My husband got two jobs: one ushering for the New York State Theatre and one being a greeter(security) for CVS. I got a job working at a baby boutique in Brooklyn (yes, I commuted from the Bronx to Brooklyn, and yes, it was a horrible plan), and I got a job working as a beauty girl for CVS. My store was ten blocks south of my husband’s, but that’s just how New York City works.
Being a beauty girl wasn’t a bad job. All I had to do was sell makeup to rich old people, and I made commission. I worked hard, and I thought that everyone liked me. They all smiled at me. They held doors open for me. I thought they were nice. I was wrong.
My first day at work they had all taken bets on how long the “little white girl” was going to make it! They took bets! Like with money! I killed half the people in the pot when I made it past the second week. I hadn’t even noticed that I was the only white employee until someone told me about the bet. Once I found out, I was determined to stick it out at the store… well, at least until I had to leave for my less lucrative, more fulfilling theatre gig. But the longer I stayed, the worse things got.
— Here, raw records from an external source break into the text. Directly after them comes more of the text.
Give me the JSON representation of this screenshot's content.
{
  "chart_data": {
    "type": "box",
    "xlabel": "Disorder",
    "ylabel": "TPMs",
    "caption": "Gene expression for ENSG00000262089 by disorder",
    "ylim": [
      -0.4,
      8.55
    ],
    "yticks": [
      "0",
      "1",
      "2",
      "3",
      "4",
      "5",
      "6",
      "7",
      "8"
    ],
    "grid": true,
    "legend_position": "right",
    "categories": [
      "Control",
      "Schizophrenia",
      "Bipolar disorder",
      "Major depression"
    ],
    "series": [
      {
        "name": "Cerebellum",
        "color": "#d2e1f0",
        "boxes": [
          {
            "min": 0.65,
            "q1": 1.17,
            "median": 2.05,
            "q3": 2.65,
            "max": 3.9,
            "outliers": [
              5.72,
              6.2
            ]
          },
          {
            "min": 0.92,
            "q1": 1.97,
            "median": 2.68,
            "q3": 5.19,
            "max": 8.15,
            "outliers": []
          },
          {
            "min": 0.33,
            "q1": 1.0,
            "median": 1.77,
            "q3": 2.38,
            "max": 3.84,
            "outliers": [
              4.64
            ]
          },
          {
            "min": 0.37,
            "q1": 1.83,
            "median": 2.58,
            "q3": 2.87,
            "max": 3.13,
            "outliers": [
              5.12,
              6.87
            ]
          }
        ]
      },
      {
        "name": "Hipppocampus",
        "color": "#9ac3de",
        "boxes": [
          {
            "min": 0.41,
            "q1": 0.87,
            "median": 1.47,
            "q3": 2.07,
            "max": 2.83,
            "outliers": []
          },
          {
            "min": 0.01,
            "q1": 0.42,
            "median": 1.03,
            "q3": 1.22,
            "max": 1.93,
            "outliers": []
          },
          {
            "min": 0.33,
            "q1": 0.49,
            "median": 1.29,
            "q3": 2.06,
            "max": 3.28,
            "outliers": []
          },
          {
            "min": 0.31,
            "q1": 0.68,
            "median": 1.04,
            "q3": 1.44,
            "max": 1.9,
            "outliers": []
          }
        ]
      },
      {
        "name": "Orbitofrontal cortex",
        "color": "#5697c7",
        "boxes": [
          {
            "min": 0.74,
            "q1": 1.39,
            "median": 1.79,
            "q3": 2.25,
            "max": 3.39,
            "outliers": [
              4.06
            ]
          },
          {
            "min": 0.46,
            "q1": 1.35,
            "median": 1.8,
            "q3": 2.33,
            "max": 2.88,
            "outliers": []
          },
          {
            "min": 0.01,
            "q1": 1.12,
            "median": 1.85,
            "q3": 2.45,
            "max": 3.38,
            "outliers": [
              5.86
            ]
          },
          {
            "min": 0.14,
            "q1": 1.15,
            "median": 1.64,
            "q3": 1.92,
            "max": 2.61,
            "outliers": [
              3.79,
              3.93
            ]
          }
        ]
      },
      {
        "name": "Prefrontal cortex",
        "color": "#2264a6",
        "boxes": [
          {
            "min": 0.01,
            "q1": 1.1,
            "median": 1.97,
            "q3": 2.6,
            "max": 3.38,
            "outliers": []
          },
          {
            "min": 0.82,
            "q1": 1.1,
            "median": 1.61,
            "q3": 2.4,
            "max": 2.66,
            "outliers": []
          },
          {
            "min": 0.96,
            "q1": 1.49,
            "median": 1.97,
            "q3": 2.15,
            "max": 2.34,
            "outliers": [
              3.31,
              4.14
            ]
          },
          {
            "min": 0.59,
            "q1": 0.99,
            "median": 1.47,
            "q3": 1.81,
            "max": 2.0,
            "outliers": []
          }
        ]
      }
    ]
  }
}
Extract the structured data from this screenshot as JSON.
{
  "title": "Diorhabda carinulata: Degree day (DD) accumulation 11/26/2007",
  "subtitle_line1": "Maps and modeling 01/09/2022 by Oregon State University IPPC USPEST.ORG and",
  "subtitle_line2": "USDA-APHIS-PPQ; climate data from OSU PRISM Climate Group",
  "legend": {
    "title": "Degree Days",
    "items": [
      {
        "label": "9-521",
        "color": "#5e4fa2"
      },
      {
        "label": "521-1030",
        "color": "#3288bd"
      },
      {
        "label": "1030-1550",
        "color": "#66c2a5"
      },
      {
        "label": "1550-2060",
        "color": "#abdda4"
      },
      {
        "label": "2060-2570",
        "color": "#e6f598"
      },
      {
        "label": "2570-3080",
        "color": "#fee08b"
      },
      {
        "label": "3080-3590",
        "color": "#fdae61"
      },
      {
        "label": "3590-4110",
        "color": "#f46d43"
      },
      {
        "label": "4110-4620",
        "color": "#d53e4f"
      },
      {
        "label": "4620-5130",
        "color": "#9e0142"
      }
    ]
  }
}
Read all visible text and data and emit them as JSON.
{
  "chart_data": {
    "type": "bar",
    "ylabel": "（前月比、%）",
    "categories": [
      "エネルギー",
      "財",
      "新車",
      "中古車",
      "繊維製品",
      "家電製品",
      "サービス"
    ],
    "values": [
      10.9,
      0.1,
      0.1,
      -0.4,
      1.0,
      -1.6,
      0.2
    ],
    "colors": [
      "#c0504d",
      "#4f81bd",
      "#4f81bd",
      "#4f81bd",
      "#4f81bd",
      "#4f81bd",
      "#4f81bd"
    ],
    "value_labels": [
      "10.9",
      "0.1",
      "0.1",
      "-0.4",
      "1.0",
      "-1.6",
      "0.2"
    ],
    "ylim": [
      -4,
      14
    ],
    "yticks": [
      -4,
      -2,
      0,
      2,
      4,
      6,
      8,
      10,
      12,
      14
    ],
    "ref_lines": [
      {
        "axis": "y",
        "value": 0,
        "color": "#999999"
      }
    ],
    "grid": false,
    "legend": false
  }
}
Finally after weeks of workplace torment, I was in the stockroom counting lip gloss when one of the other beauty girls started yelling at me. She called me a cracker! I was shocked! I was horrified! And I said screw it, I’m done. So I walked into my manager’s office and said, “I quit! I quit! I quit, I quit, I quit! I leaving now, I’m never coming back, and you can forward my check to my address.” As I started to walk out, my manager stood up shocked at my sing-song sudden departure. “Why?” he asked stunned. I was very good at my job, and I don’t think he had actually put any money in on the “white girl quitting” bet. “Because my name isn’t cracker!” I walked out of the store, and I never went back. I suppose being theatrical is just part of my nature.